One thing I do like is a natural blooming of the light around the windows, again because of the atmospherics. Sadly, there is no AOV for the atmosphere, but it can be subtracted out of the beauty easily enough.
I really thought that Arnold was edging ahead, but I've been playing with the VRay 3.0 beta and think it's a solid answer to Arnold. Don't get me wrong, Arnold is a BRILLIANT tool, probably best new softwares available in a long time (at least new to non-beta users), but VRay is no push over and I'm really liking some of the new tools in it as well. I'll add a new post on VRay 3.0 soon.
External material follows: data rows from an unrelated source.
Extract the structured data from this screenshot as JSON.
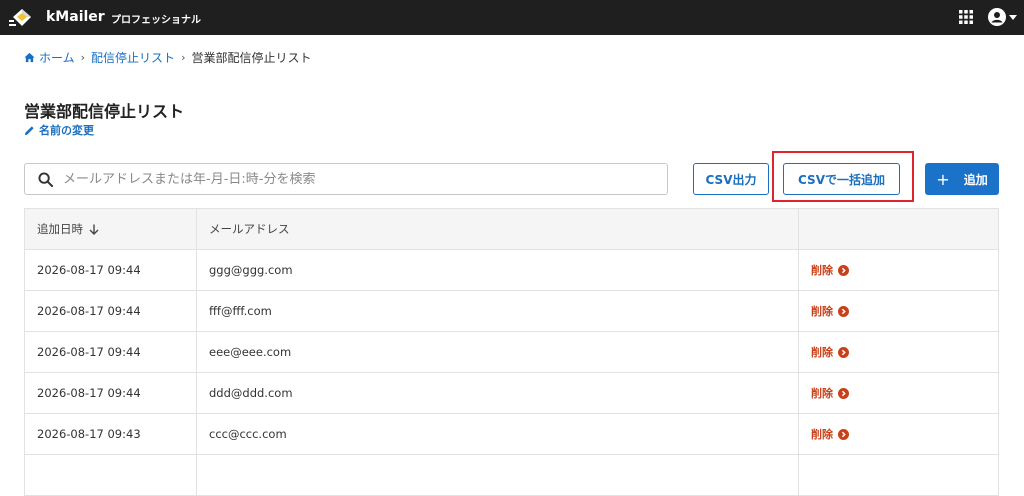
{
  "app": {
    "brand": "kMailer",
    "plan": "プロフェッショナル"
  },
  "breadcrumb": {
    "home": "ホーム",
    "parent": "配信停止リスト",
    "current": "営業部配信停止リスト"
  },
  "page": {
    "title": "営業部配信停止リスト",
    "rename_label": "名前の変更"
  },
  "toolbar": {
    "search_placeholder": "メールアドレスまたは年-月-日:時-分を検索",
    "search_value": "",
    "csv_export_label": "CSV出力",
    "csv_bulk_add_label": "CSVで一括追加",
    "add_label": "追加"
  },
  "table": {
    "columns": [
      "追加日時",
      "メールアドレス",
      ""
    ],
    "rows": [
      {
        "added_at": "2026-08-17 09:44",
        "email": "ggg@ggg.com",
        "action": "削除"
      },
      {
        "added_at": "2026-08-17 09:44",
        "email": "fff@fff.com",
        "action": "削除"
      },
      {
        "added_at": "2026-08-17 09:44",
        "email": "eee@eee.com",
        "action": "削除"
      },
      {
        "added_at": "2026-08-17 09:44",
        "email": "ddd@ddd.com",
        "action": "削除"
      },
      {
        "added_at": "2026-08-17 09:43",
        "email": "ccc@ccc.com",
        "action": "削除"
      },
      {
        "added_at": "",
        "email": "",
        "action": ""
      }
    ]
  },
  "colors": {
    "topbar": "#1f1f1f",
    "accent": "#1a6fbf",
    "primary_button": "#1a73c8",
    "delete": "#c7421b",
    "highlight": "#e0232d"
  },
  "icons": {
    "logo": "kmailer-logo-icon",
    "apps": "apps-grid-icon",
    "user": "user-circle-icon",
    "home": "home-icon",
    "edit": "pencil-icon",
    "search": "search-icon",
    "sort": "arrow-down-icon",
    "delete": "chevron-right-circle-icon"
  }
}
Here's a fun proof of concept I came up with for a cross hatch shading workflow. I'd love to try implementing it in a short at some point.
I got tired of command line renders for VRay, so here's a script / exe file that has a simple UI for rendering .vrscene files. Make sure VRay standalone is installed in it's standard location, or that it's installed in Maya's standard location.
Just browse to the file and click render. Standalone will popup and render the frame(s).
There are currently no overrides in the script (v2.0 perhaps?), so be sure to setup the file correctly from Maya. Note that it looks for the Maya 2014 version of standalone. If anyone wants this to work with Max exports, let me know where the default VRay for Max install location is. (I'd need the Max installer default vray.exe location, as well as the MAX installer's standalone only vray.exe location.)
Downloads below. To use the .py file, you need to have PySide installed.
Here's some work I did for the Dishonored add campaign. This was my render of the mask in neutral lighting we did for the campaign. I should note that this model came with textures, however I am responsible for the shaders and lighting, based on a concept from Blur Studios. All renders in VRay.
These three shots were for possible box art. The models and textures were all video game resolution and were upresed where needed. I scaled up and touched up textures, added textures where needed, fully shaded and lit these scenes. Photoshop paint overs were done by another artist. These posters were abandoned while still in progress, but I still like how they turned out.